Participaram do encontro o presidente da Câmara, Hugo Motta (Republicanos-PB), o presidente da FPA, Pedro Lupion (Republicanos-PR), e o ministro da Fazenda, Dario Durigan. O grupo discutiu o Projeto de Lei 5.122/2023, aprovado no Senado em 10 de junho e atualmente em análise na Câmara, que cria mecanismos para refinanciar passivos do agronegócio com recursos do Fundo Social do pré-sal.
Proposta do governo
Preocupado com o impacto fiscal — estimado pelo Ministério da Fazenda em R$ 140 bilhões ao longo de 13 anos —, o Executivo sugeriu editar uma Medida Provisória (MP) com parâmetros mais restritivos. Entre os pontos apresentados estão:
- Limite de até R$ 8 milhões por operação renegociada;
- Foco exclusivo em produtores afetados por eventos climáticos, sem considerar perda de renda por outros motivos;
- Taxas de juros entre 6% e 12% ao ano;
- Prazo máximo de pagamento de oito anos, com dois anos de carência.
O líder do governo na Câmara, Paulo Pimenta (PT-RS), reforçou na terça-feira (7/7) a posição do Planalto: “As medidas devem atender apenas e somente os produtores e produtoras que foram atingidos pelos eventos climáticos”.
Contraproposta da FPA
A bancada do agro defende a manutenção do texto enviado pelo Senado, que prevê:
- Prazo de até dez anos para quitação das dívidas;
- Juros inferiores aos sugeridos pelo governo;
- Preservação das condições de enquadramento e das fontes de recursos originais;
- Ampliação da cobertura do fundo garantidor destinado às operações.
Após receber a minuta da MP, a FPA encaminhou uma contraproposta ainda na terça-feira, mas não houve avanço.
Imagem: Internet
Risco de veto e judicialização
O impasse se arrasta há meses.

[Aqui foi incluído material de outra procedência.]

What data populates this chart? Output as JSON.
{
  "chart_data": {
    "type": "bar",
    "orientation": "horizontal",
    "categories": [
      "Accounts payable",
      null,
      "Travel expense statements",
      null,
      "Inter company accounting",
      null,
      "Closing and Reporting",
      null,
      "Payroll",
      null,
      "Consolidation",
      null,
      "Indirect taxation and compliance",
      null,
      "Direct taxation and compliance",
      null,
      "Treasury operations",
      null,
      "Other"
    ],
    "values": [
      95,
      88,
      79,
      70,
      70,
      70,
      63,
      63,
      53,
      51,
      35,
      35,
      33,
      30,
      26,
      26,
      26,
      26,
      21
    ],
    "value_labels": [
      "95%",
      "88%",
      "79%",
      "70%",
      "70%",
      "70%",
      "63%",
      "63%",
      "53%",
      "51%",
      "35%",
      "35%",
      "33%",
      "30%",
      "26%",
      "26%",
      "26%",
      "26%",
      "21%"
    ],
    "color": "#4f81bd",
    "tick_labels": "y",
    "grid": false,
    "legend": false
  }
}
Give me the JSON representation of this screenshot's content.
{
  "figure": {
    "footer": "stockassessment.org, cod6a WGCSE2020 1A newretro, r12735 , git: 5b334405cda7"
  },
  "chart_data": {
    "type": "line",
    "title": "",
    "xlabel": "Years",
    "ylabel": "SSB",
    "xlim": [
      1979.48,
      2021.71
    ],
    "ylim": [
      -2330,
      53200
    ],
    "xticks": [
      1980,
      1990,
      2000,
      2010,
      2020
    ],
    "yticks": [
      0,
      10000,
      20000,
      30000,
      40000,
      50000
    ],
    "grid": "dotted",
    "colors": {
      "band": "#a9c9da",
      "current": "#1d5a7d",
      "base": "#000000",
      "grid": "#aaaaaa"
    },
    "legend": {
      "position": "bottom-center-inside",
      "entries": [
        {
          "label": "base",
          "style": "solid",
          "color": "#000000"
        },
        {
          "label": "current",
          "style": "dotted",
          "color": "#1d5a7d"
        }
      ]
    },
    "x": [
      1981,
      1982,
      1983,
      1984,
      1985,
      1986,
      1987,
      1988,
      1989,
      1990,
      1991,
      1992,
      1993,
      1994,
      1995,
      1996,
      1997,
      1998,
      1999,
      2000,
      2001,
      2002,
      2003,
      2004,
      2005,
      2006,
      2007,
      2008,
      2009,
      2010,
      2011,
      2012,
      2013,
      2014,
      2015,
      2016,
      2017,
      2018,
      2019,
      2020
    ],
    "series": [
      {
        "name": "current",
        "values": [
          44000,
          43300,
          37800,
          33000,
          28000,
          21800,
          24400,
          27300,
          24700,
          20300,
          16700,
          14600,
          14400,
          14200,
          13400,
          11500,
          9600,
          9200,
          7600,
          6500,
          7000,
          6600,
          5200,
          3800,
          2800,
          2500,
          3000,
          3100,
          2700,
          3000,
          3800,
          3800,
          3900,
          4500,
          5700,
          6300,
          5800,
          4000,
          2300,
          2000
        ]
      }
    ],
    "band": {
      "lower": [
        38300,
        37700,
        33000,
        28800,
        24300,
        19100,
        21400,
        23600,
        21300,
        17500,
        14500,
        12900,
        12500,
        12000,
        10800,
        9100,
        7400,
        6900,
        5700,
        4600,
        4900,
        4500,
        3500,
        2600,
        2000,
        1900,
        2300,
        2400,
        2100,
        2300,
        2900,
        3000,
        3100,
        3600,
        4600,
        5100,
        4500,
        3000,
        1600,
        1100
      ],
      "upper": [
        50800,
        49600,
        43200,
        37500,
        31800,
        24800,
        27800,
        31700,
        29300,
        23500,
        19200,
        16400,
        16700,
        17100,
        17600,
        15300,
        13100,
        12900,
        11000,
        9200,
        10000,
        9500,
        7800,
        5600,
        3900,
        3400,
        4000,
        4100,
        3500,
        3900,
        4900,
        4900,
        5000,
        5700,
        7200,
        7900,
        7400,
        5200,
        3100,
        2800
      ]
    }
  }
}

No início de junho, o senador Renan Calheiros (MDB-AL), presidente da Comissão de Assuntos Econômicos (CAE), deixou reunião no Ministério da Fazenda sem acordo. Horas depois, o presidente do Senado, Davi Alcolumbre (União-AP), levou o PL 5.122/2023 ao plenário, que aprovou o texto em poucos minutos.
Dentro do governo, já se admite que o presidente Luiz Inácio Lula da Silva (PT) poderá vetar total ou parcialmente o projeto caso ele seja mantido pela Câmara. Há ainda a possibilidade de recorrer ao Supremo Tribunal Federal (STF) para contestar dispositivos considerados inconstitucionais ou de alto impacto nas contas públicas.
Sem entendimento, as negociações devem continuar nos próximos dias, enquanto o prazo para votação na Câmara avança e cresce a pressão de produtores rurais por uma definição.